Faith effects a decisive union with Christ. Faith does not merely assent to facts; it joins a person to Christ’s death and resurrection so that the old relation to the law loses its power and a new life emerges. That union issues in a cruciform discipleship that refuses self-promotion and embraces costly love, repentance, and humility. Practical discipleship flows from identity: dying to performance frees the Christian to serve others and endure failure without recourse to self-merit.
Finally, Paul closes by insisting on the sufficiency of grace. Any teaching that adds law-keeping to acceptance contradicts the gospel and wastes Christ’s sacrifice. The proper response calls people to return to grace: confess dependence, receive Christ’s righteousness by faith, and press into the next chapter of growth empowered by the Spirit. The passage closes with prayerful application, urging bold gospel conversations and a life shaped by the cross rather than by human achievement.
But you see the danger of this kind of secular law, this self optimization, it's just kind of giving a new law. And what we know about the law is that the law always demands.

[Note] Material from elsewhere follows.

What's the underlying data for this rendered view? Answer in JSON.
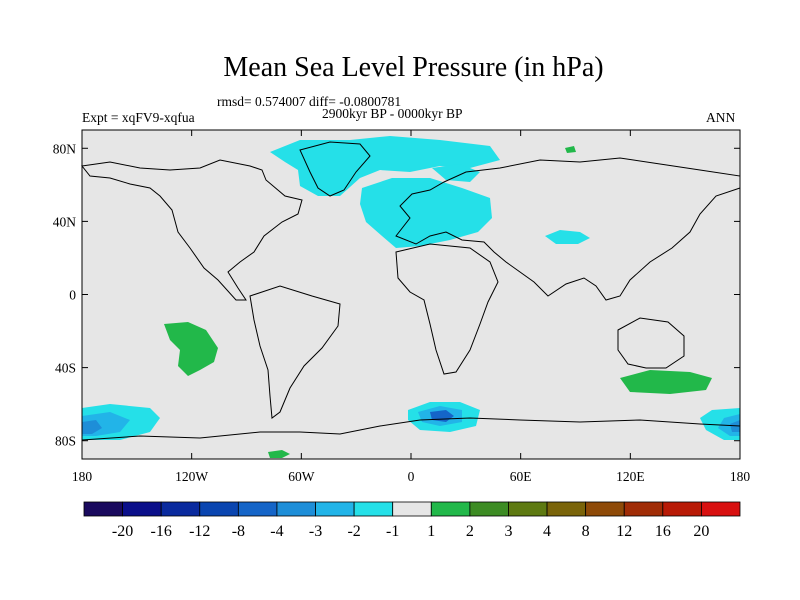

Right? So the law of self approval says you're never enough. The law demands upgrade yourself. Right? But the gospel announces deny yourself. The gospel You've declared righteous in Christ.
[00:56:15]
(27 seconds)
#GraceReplacesLaw
What Paul is saying, you now, Christian, have a new relation to the law. And so died to it means the power of it has been broken over your life, and you're no longer in its grips. There's the fear of judgment. It is gone. And in reality, it's opened up this new goal. We see living goal for God.
[00:59:16]
(26 seconds)
#FreedFromTheLaw
I'm an AI bot trained specifically on the sermon from Feb 16, 2026. Do you have any questions about it?